‘Calorie cap’: health-conscious confectioners or the latest marketing buzzword?
Marketing speak is in overdrive in the UK with Mars confectionary introducing a ‘calorie cap’ program across its chocolate range, according to reports.
Marketing magazine in the UK (no relation to this publication) reports that the confectionary manufacturer is introducing the phrase as part of a calorie-reduction program to bring its chocolate products down to 250 calories or less per bar.
Many of the company’s bars already fall within this range and its flagship product, the Mars bar, has 260 calories meaning the impact of the initiative on actual calorie content is not significant.
A spokesman for Mars told Marketing UK, “All our products can be enjoyed as part of a healthy lifestyle and balanced diet. Our commitment to making all our chocolate products no more than 250 calories per portion reflects this.”

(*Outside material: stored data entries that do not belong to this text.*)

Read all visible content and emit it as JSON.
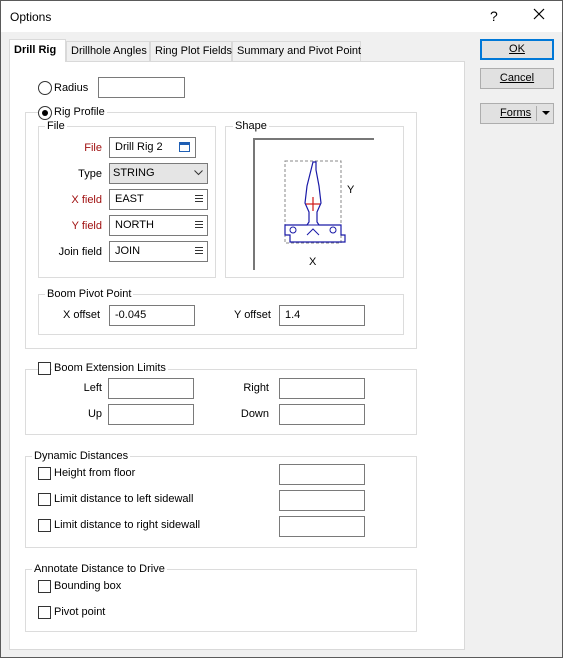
{
  "window": {
    "title": "Options",
    "help_glyph": "?",
    "close_icon": "close-icon"
  },
  "tabs": [
    {
      "label": "Drill Rig",
      "active": true
    },
    {
      "label": "Drillhole Angles"
    },
    {
      "label": "Ring Plot Fields"
    },
    {
      "label": "Summary and Pivot Point"
    }
  ],
  "buttons": {
    "ok": "OK",
    "cancel": "Cancel",
    "forms": "Forms"
  },
  "drill_rig": {
    "radius": {
      "label": "Radius",
      "value": "",
      "selected": false
    },
    "rig_profile": {
      "label": "Rig Profile",
      "selected": true
    },
    "file_group": {
      "title": "File",
      "file": {
        "label": "File",
        "value": "Drill Rig 2"
      },
      "type": {
        "label": "Type",
        "value": "STRING"
      },
      "x_field": {
        "label": "X field",
        "value": "EAST"
      },
      "y_field": {
        "label": "Y field",
        "value": "NORTH"
      },
      "join_field": {
        "label": "Join field",
        "value": "JOIN"
      }
    },
    "shape_group": {
      "title": "Shape",
      "x_axis": "X",
      "y_axis": "Y"
    },
    "boom_pivot": {
      "title": "Boom Pivot Point",
      "x_offset": {
        "label": "X offset",
        "value": "-0.045"
      },
      "y_offset": {
        "label": "Y offset",
        "value": "1.4"
      }
    },
    "boom_extension": {
      "title": "Boom Extension Limits",
      "checked": false,
      "left": {
        "label": "Left",
        "value": ""
      },
      "right": {
        "label": "Right",
        "value": ""
      },
      "up": {
        "label": "Up",
        "value": ""
      },
      "down": {
        "label": "Down",
        "value": ""
      }
    },
    "dynamic_distances": {
      "title": "Dynamic Distances",
      "items": [
        {
          "label": "Height from floor",
          "checked": false,
          "value": ""
        },
        {
          "label": "Limit distance to left sidewall",
          "checked": false,
          "value": ""
        },
        {
          "label": "Limit distance to right sidewall",
          "checked": false,
          "value": ""
        }
      ]
    },
    "annotate": {
      "title": "Annotate Distance to Drive",
      "bounding_box": {
        "label": "Bounding box",
        "checked": false
      },
      "pivot_point": {
        "label": "Pivot point",
        "checked": false
      }
    }
  }
}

In Australia and New Zealand, Mars have already made changes to most of their core bars to meet the global 250 calorie commitment, according to a spokesperson. Mars, Milky Way and Twix comply to the calorie cap, while Snickers is still being reformulated.
Similar branding moves in Australia have been met with criticism. Coles recently drew the ire of produce growers who claim its slogan ‘We never freeze, we never thaw’ misleads consumers about fresh produce, and poultry suppliers have long been criticised for promoting chicken as hormone free even though hormones have not been used in Australian chickens since the 1960s.